46 Crêpière ou vamp ?

13 mai 2011

“Que souhaitez-vous alors ? Que Ginette prenne la direction de la rubrique ?”
“Elle a dû vous dire qu’elle rêvait que nous la reprenions, elle et moi, mais je ne la crois pas. Si c’est elle, dans un mois, elle a la photo de son chat agrandie sur son bureau et le rétroviseur reprend du service. Elle glapit, soupire qu’elle n’est pas bien entourée et insulte la secrétaire. Merci, j’ai déjà donné.”
“Alors qui ? Vous ?”
“Ce serait une belle voie de garage mais je suis encore un peu jeune pour songer à la retraite. De plus Riguidel ne fait pas mystère de la méfiance que j’éveille en elle, et elle a raison.”
“Donc vous partez ?”
“Et vous ? Vous n’avez pas l’air de supporter si bien non plus les détails pénibles qui sont le pain quotidien d’un policier, la vue des cadavres par exemple !”
Il la trouva à nouveau extrêmement antipathique. Elle passait de la semi-confidence à l’agressivité la moins déguisée.
Comme si elle avait lu dans ses pensées, elle s’exclama :
“Excusez-moi ! Ce n’est pas très délicat de reparler de ça. Je n’ai aucune idée de ce qu’est votre métier de policier mais la presse n’est pas non plus ce qu’en croient les gens, comme vous commencez à vous en apercevoir.”
“Ce n’est pas très gai, en effet.”
“Ce n’est peut-être pas si triste si on le sait. Encore faut-il le savoir.”

Elle ne tirait aucune gloire de se savoir différente, elle constatait que sa vie était ailleurs, sans doute chez elle, une louche de pâte à crêpe à la main sous le regard de ses fils. Beaudoin avait du mal à la voir en mère, trop séduisante par rapport à ce qu’il se souvenait de la sienne quand il était petit. Il l’imaginait mieux en femme fatale et pourtant elle n’était pas cela non plus. Elle avait un regard gentil qui ne cadrait pas avec la silhouette qu’il devinait malgré le pull housse. Il n’avait encore jamais rencontré ce cocktail et finit par le lui dire.
“Je comprends le commissaire Vogel, vous n’êtes pas facile à cerner.”
Elle lui jeta un regard sans douceur :
“Quelle idée de vouloir "cerner" ! Est-ce tellement intéressant ? Je préfère que l’on m’étonne. Quant à Vogel il ne comprend rien aux femmes et ce n’est pas de ma faute. Ne faites pas comme lui, je suis normalement compliquée, comme tout le monde mais c’est peut-être la première fois que vous êtes amené à essayer de comprendre quelqu’un ?”
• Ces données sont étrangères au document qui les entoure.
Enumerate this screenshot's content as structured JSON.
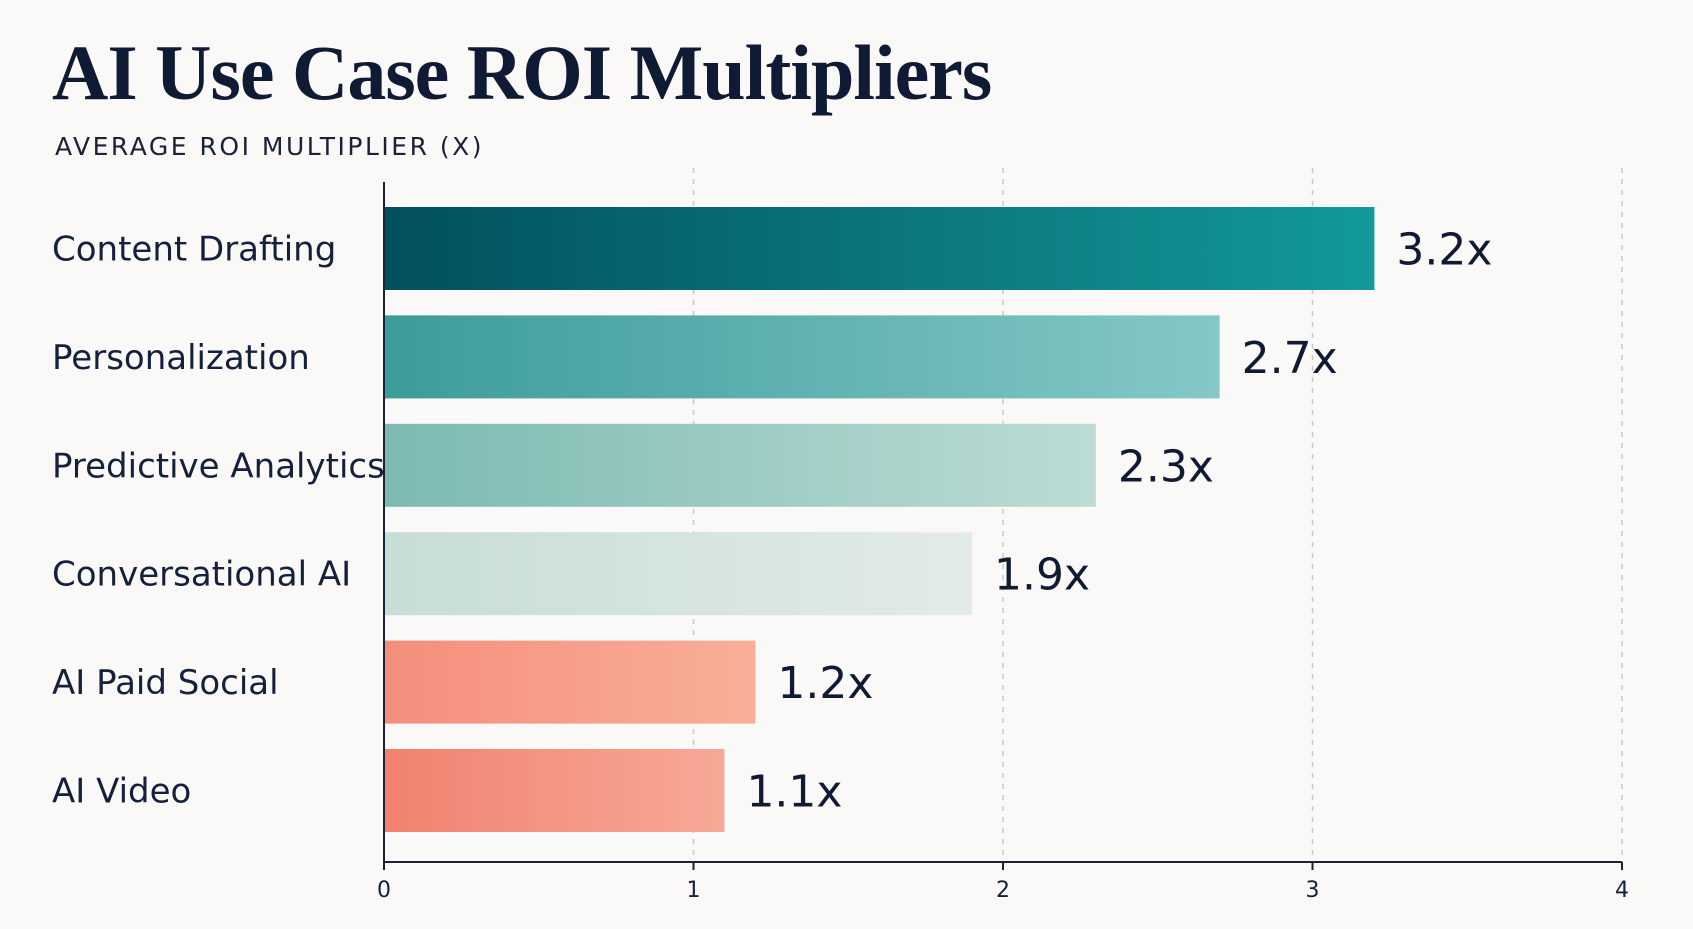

Un peu vexé qu’elle le prenne pour un débutant, il haussa les épaules en grognant vaguement. C’est vrai qu’il ne s’était jamais penché avec autant d’attention sur une autre femme, même ses fiancées lui avaient paru simples. Alex le saluait maintenant retournant à ses crêpes, à son mari qui rentrait d’il ne savait où. Il eut une brutale faim de crêpes, d’odeur de pâte dans le beurre chaud. Avec l’impression qu’elle devinait ses pensées, il tourna les talons pour qu’elle ne le voit pas rougir.